Atmospheric Pressure

Right after 9/11 there was a huge thunderstorm in the Bay Area. I come from a monsoon area - most summers we get really remarkable electric storms; it's one of the few things I like about the weather here. Virginia got storms that put the New Mexico type to shame - real window-rattlers that made at least one child laugh unconvincingly and announce that it 'wasn't really scared much at all thanks and maybe we should have a camp out together please and thank you?' But in the three years we lived in California we had one storm, just one - this one.

Kirk watched the sky. I watched Kirk. I watched him think about crop dusters and the local airport. I watched him check the temperature and the local humidity, and I wondered about what the range was for keeping small pox virulent for air delivery. We listened for the high-flying military planes that were patrolling the coast, and I considered rumors I had heard about cloud seeding, triggering sudden and violent storms that could, maybe, wash things clean.

But I didn't ask.

We walked to the crumbling cliff north of our house, a place where there are precarious benches anchored in concrete. The ground erodes away beneath them, and you end up swinging your legs like small children at a cafeteria lunch table.
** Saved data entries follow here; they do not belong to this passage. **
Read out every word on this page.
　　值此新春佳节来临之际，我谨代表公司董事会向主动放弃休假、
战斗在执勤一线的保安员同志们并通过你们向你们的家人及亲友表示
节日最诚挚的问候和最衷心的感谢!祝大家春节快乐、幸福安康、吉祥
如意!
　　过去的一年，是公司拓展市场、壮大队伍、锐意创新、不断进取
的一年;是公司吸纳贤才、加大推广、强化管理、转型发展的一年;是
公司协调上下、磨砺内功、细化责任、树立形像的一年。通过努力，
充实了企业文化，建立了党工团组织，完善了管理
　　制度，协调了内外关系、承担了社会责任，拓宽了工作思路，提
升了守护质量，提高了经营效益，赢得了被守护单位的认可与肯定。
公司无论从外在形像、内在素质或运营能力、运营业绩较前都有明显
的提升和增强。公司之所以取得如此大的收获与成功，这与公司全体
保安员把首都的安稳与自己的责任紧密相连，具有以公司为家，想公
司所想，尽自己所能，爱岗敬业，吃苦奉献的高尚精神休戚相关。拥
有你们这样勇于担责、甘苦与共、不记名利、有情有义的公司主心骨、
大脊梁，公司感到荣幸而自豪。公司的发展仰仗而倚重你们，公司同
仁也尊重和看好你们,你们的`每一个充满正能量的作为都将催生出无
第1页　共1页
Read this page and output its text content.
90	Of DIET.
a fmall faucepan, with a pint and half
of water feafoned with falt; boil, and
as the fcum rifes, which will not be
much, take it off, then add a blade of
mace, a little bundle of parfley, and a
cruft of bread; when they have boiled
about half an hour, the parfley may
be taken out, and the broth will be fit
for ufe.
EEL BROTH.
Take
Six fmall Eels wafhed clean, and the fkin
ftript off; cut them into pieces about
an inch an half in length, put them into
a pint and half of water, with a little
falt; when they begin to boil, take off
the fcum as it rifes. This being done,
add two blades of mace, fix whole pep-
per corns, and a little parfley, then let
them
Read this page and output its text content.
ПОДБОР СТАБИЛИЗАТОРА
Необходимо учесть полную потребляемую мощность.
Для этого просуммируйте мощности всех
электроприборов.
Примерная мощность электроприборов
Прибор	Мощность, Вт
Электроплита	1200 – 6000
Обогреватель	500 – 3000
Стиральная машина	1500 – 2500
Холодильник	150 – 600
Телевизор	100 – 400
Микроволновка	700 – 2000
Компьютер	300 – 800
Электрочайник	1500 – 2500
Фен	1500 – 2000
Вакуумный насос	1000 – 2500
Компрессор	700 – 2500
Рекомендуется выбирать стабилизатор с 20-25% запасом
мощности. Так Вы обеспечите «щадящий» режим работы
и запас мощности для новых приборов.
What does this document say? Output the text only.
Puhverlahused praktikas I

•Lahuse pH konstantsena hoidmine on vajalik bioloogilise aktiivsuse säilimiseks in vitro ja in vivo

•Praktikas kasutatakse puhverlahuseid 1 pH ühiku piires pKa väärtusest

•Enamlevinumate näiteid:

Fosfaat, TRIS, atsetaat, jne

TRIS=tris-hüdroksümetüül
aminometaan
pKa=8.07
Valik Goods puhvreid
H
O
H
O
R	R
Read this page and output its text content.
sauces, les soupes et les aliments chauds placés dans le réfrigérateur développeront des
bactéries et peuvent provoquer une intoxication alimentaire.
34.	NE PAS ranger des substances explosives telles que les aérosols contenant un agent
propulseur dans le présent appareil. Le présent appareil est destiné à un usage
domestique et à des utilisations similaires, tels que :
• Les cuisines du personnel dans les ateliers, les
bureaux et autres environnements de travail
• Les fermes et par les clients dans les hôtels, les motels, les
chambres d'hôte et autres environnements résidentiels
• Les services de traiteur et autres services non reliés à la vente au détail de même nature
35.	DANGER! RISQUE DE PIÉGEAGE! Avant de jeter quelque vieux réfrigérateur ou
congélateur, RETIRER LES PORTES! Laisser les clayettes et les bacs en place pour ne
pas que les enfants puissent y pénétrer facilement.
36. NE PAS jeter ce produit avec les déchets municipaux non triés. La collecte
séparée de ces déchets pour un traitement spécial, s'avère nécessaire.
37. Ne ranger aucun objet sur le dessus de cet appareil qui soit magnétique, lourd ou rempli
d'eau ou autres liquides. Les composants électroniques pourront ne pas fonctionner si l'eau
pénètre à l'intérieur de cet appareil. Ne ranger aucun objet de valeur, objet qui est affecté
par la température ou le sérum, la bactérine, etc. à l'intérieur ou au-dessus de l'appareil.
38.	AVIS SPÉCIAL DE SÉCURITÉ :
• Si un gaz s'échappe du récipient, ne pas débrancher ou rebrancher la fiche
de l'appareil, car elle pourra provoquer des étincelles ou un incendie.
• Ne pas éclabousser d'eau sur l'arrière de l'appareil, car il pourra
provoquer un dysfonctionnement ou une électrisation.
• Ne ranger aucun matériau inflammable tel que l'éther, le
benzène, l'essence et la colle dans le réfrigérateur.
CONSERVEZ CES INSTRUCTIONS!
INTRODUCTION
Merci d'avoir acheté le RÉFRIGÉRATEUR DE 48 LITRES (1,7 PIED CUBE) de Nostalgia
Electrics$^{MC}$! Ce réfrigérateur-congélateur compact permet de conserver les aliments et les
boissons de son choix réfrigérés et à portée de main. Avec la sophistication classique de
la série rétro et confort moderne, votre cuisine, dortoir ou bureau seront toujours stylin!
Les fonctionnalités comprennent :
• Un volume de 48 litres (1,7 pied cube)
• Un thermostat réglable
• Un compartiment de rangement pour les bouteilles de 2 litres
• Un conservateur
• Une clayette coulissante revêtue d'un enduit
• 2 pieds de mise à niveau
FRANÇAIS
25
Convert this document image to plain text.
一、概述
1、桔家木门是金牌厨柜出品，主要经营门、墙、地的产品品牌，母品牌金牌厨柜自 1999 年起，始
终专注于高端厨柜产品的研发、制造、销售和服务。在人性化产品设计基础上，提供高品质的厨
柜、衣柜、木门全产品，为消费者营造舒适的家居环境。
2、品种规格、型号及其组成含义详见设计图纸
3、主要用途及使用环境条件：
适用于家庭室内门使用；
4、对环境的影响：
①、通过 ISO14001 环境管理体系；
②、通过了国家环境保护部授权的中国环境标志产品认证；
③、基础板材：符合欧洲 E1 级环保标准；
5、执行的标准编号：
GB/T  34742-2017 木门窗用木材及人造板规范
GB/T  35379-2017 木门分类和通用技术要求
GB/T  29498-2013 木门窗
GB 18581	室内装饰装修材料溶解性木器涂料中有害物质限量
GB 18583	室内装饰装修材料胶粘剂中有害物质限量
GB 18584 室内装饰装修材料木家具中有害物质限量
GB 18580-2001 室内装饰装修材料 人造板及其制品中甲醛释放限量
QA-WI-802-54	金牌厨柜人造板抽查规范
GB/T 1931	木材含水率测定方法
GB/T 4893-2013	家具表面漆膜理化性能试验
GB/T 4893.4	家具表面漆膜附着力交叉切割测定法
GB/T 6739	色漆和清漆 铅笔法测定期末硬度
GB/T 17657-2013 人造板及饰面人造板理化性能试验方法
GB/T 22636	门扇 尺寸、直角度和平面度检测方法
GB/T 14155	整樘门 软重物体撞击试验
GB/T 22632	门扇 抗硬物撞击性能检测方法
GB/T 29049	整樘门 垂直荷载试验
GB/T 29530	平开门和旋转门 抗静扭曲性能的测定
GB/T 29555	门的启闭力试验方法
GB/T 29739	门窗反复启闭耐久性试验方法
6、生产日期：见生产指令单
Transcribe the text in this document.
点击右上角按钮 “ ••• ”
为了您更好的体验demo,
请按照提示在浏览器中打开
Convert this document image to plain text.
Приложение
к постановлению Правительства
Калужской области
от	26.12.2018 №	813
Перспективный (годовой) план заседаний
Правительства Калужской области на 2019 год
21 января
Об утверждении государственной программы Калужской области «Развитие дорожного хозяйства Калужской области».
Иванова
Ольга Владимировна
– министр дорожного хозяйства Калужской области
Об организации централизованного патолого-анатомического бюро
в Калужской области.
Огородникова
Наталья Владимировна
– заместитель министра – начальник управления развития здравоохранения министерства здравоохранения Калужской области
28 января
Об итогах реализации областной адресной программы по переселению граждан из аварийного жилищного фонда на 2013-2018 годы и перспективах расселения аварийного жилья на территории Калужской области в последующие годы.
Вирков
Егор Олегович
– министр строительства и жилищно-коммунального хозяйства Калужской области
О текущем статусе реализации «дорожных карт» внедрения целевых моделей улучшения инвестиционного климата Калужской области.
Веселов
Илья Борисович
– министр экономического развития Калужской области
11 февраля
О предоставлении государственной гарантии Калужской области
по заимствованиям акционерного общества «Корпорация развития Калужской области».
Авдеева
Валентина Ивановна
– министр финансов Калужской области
Underneath, the tide pounds into hollows, making echoey booms and sending spray shooting up every fourth or fifth wave. The rain came steaming down, and lightning flashed over the water.

A friend said the next day that it felt like the whole world was raging, a natural catharsis. It helped, she said, it cleared the air.

Yes, I answered. I hope so.

3 comments:

Anonymous said...

Maybe it's too son to ask in the sequence of your stories, but did Kirk regret leaving the AF after the 9-11 attacks? (Not so much because he and his team might have stopped them but more as a sense of his own personal duty.)

Anonymous said...

i think it was more like a habitual thought. he had a job that required him to think of the worst that could happen when disaster strikes. he had been thinking in paranoia for so long, i think it was just a natural reaction.

Megan said...

Hope the above answers this a bit. But I'll add the short answer: yes. Yes, he did regret it.

Answering for myself - I have to wonder what it would have been like had he been in when it happened. If he had been in a position where, however unlikely it might be, he could have stopped it, what would that have done to him? I don't know.